Health

9 Telltale Signs Your Sugar Intake Is High

Written by supplementrant

The average American consumes 22 teaspoons of sugar per day when WHO recommends only 6. Obviously, that’s more than enough the recommended amount and people aren’t even paying attention unless their high sugar consumption has started taking its toll.

Here are 9 revealing signs your being a sweet tooth is causing you more harm than good:

Skin breakouts

High sugar consumption cannot be good for your skin. In a study, the link between a high-sugar diet and the severity of acne was found to be valid when participants with moderate to severe acne reported high sugar consumption compared with those individuals whose acne weren’t serious.

Your energy is drained

If you go for a breakfast that’s mostly sugar without any protein, fiber, and fat, you’ll find yourself lacking energy in the latter part of the day. You could also suffer from a headache or feel the wanting to just laze in bed, things you absolutely don’t want to feel in the office when you’re supposed to a meet your boss’ deadline.

Your oral health suffers

Cavities always tell you one thing: you’re eating too many sweets. When the bacteria in the mouth digest any form of carbs, they generate an acid that mixes with the saliva to create plaque. If not brushed away, the said plaque builds up on teeth and starts to corrode the teeth’s enamel; hence, the formation of cavities. In order to prevent cavities from deteriorating your oral wellness, brush your teeth every after meal.
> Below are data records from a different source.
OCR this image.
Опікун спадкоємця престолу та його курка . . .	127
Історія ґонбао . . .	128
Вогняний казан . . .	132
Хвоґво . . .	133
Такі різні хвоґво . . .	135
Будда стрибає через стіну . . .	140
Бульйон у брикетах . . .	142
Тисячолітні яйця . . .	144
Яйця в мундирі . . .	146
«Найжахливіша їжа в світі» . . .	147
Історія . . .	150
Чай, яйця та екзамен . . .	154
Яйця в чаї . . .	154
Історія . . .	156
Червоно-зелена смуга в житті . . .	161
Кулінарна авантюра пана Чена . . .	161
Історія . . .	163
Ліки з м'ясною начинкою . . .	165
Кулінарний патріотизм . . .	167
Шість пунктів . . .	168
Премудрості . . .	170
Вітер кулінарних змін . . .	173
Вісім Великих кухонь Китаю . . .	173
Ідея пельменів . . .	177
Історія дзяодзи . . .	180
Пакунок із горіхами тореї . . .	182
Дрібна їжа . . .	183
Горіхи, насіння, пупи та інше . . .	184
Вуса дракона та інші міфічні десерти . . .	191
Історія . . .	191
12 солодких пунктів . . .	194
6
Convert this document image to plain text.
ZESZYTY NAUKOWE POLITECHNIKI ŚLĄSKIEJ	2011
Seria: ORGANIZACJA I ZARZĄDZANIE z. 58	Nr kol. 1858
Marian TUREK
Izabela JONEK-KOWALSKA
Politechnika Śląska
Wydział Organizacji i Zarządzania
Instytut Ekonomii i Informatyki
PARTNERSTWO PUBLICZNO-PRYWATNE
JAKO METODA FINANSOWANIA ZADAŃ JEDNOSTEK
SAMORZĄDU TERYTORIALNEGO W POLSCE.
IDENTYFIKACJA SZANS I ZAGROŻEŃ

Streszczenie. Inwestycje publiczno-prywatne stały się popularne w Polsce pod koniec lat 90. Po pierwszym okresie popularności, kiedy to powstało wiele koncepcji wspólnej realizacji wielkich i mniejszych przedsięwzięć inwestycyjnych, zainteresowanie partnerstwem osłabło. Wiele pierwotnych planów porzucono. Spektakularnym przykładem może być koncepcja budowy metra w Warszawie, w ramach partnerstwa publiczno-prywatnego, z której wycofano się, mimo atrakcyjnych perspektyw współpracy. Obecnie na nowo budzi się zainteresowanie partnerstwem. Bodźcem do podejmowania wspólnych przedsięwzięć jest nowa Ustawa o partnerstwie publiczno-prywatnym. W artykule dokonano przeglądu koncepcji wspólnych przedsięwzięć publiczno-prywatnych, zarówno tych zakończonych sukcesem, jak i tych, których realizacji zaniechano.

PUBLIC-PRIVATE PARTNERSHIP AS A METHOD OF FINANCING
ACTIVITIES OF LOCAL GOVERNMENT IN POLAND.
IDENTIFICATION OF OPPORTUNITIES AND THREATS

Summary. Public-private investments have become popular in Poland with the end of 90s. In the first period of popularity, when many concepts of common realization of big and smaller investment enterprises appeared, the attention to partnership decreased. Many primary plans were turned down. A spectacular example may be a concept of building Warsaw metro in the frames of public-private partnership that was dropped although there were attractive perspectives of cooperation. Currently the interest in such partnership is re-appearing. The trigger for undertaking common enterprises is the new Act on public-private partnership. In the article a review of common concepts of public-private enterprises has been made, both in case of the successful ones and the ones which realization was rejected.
Your blood pressure is high

The normal blood pressure is 120/80 or lower. But if your diet mostly consists of sugary food items, this can radically boost your blood pressure to go beyond the 120/80 threshold. In terms of maintaining a healthy blood pressure, some health experts have insisted that limiting sugar intake is more important than cutting back on sodium consumption. For instance, fructose may distinctively boost the risk for a cardiovascular problem by triggering metabolic dysfunction.

Your cholesterol is also high

Too much sugar in your diet can lead to the increase the levels of different kinds of fats flowing in your blood. Moreover, exceeding the recommended sugar consumption can reduce the body’s good cholesterol (HDL) while it augments the bad one (LDL). How sugar affects cholesterol and blood fats is still unclear, but experts hint that fructose may incite the body to generate triglycerides and LDL cholesterol. Conclusive results have yet to be made, which means more studies need to be performed on this particular link.

Post-exercise crash

If you eat or drink something that’s high in sugar right before doing a vigorous workout, you can expect for a mean crash afterwards where you feel exhausted and pretty much despondent after your exercise is over. Loading yourself with something sugary instantly boosts your blood sugar, only to quickly plummet after a while, which gives you the crash.

You put on weight

If your jeans no longer fit you, you can blame the soda you’re gulping three times a day to get you through a work project. Various studies have found that soft drinks loaded with sugar distinctively lead to weight gain. That, in addition to these drinks not making you feel satiated and not dislocating other foods, which makes your total calorie consumption even higher. If you’re craving for something sweet in your drink, settle to healthier alternatives like coffee or milk. Better yet, go for tea or water instead.

You’re unhappy

Several studies imply a connection between depression and sugar consumption. Prevention.com said that a high-sugar diet increases levels of inflammation across the body. This is associated to greater levels of depression. Simple sugars you get from carbs are also linked to the possibility of developing this illness.

You’re low in satiety

Foods that have high sugar content, but low in fiber, protein, and other nourishing elements don’t make you feel satiated. Experts say that sugar does not incite the same procedure in your system that make the body aware it just ate.